The discrete metric just says that
$$d(x,x)=0$$
$$d(x,y)=1,\ x\neq y$$
So say your ball has radius $r$. If $r<1$ then the only point it contains is the point it's centred on. So any single point has a ball of some radius around it containing only that point. This is the same thing as $B_{0<r<1}(x)=\{x\}$, so we know that every singleton is open. And now we're actually done! Since now we know that any point $x$ in a set $A$ has a ball containing it, because we can always construct a ball that only contains $x$! Since all sets are open, their complements are open as well. This implies that all sets are also closed.
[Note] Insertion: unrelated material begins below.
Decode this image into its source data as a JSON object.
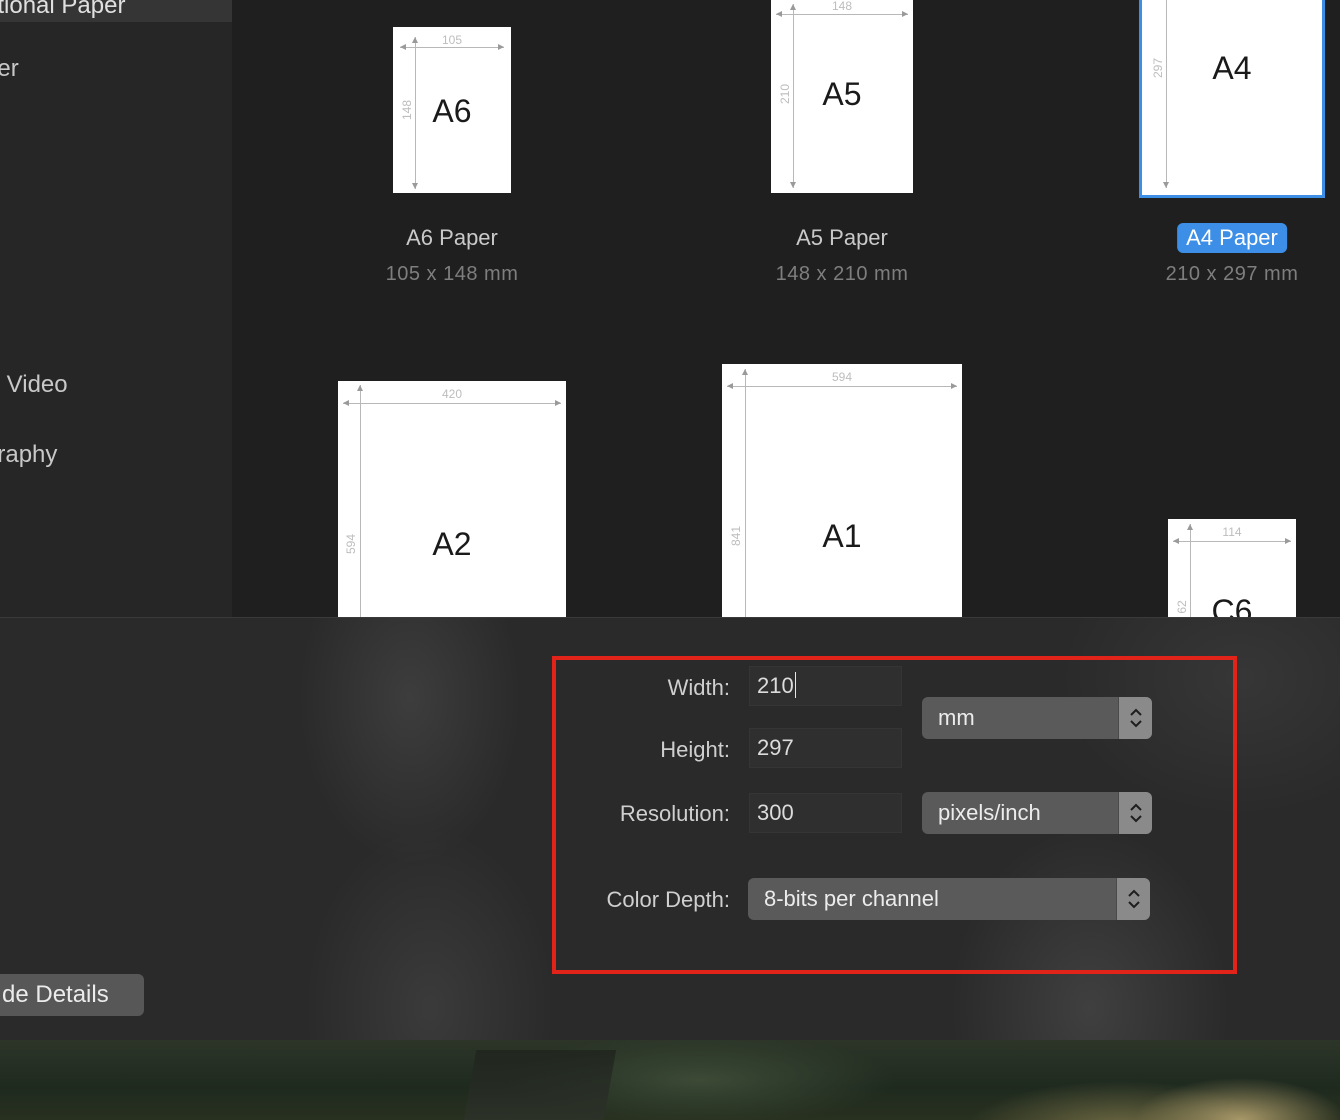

For an approach even more basic than Andrew Salmon’s, let $\langle X,d\rangle$ be a metric space, and let $F$ be any finite subset of $X$. The empty set is closed by definition, so we might as well assume that $F\ne\varnothing$. Now suppose that $x\in X\setminus F$, and let $r_x=\min\{d(x,y):y\in F\}$. Then $r_x>0$ (why?); what can you say about $B(x,r_x)$, the open ball of radius $r_x$ centred at $x$?
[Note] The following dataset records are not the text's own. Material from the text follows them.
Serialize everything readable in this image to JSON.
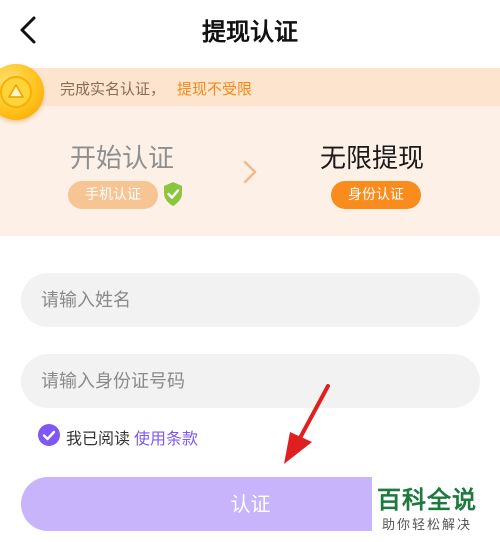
{
  "header": {
    "title": "提现认证",
    "back_icon": "chevron-left-icon"
  },
  "banner": {
    "notice_text": "完成实名认证，",
    "notice_link": "提现不受限",
    "coin_icon": "gold-coin-icon",
    "steps": [
      {
        "title": "开始认证",
        "badge": "手机认证",
        "status_icon": "shield-check-icon"
      },
      {
        "title": "无限提现",
        "badge": "身份认证"
      }
    ],
    "colors": {
      "notice_bg": "#fde4cf",
      "banner_bg": "#fdf0e6",
      "accent_orange": "#fa8c1e",
      "muted_orange": "#f7c494",
      "shield_green": "#8cc63f"
    }
  },
  "form": {
    "name_placeholder": "请输入姓名",
    "id_placeholder": "请输入身份证号码",
    "agree_text": "我已阅读",
    "terms_link": "使用条款",
    "agreed": true,
    "submit_label": "认证",
    "colors": {
      "accent_purple": "#7f57f5",
      "submit_disabled": "#c8b4fb",
      "field_bg": "#f2f2f2"
    }
  },
  "overlay": {
    "arrow_color": "#e02020"
  },
  "watermark": {
    "title": "百科全说",
    "subtitle": "助你轻松解决"
  }
}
Yes, a finite set in a metric space can be open. First, the empty set is always open. Other than that, though, it depends on the space. No finite, non-empty subset of $\Bbb R^n$ is open, for instance, for any $n\in\Bbb Z^+$. However, if $X$ is any set at all, the function $d:X\times X\to\Bbb R$ defined by
$$d(x,y)=\begin{cases}1,&\text{if }x\ne y\\0,&\text{if }x=y\end{cases}$$
is a metric, often called the discrete metric, and every subset of $X$ is open.
Best Answer
Hint: If $(A,d)$ is a finite metric space and $x \in A$ and we let $$\delta=\min_{y \in A \setminus \{x\}}d(x,y)$$ then what is in $B(x,\delta)$?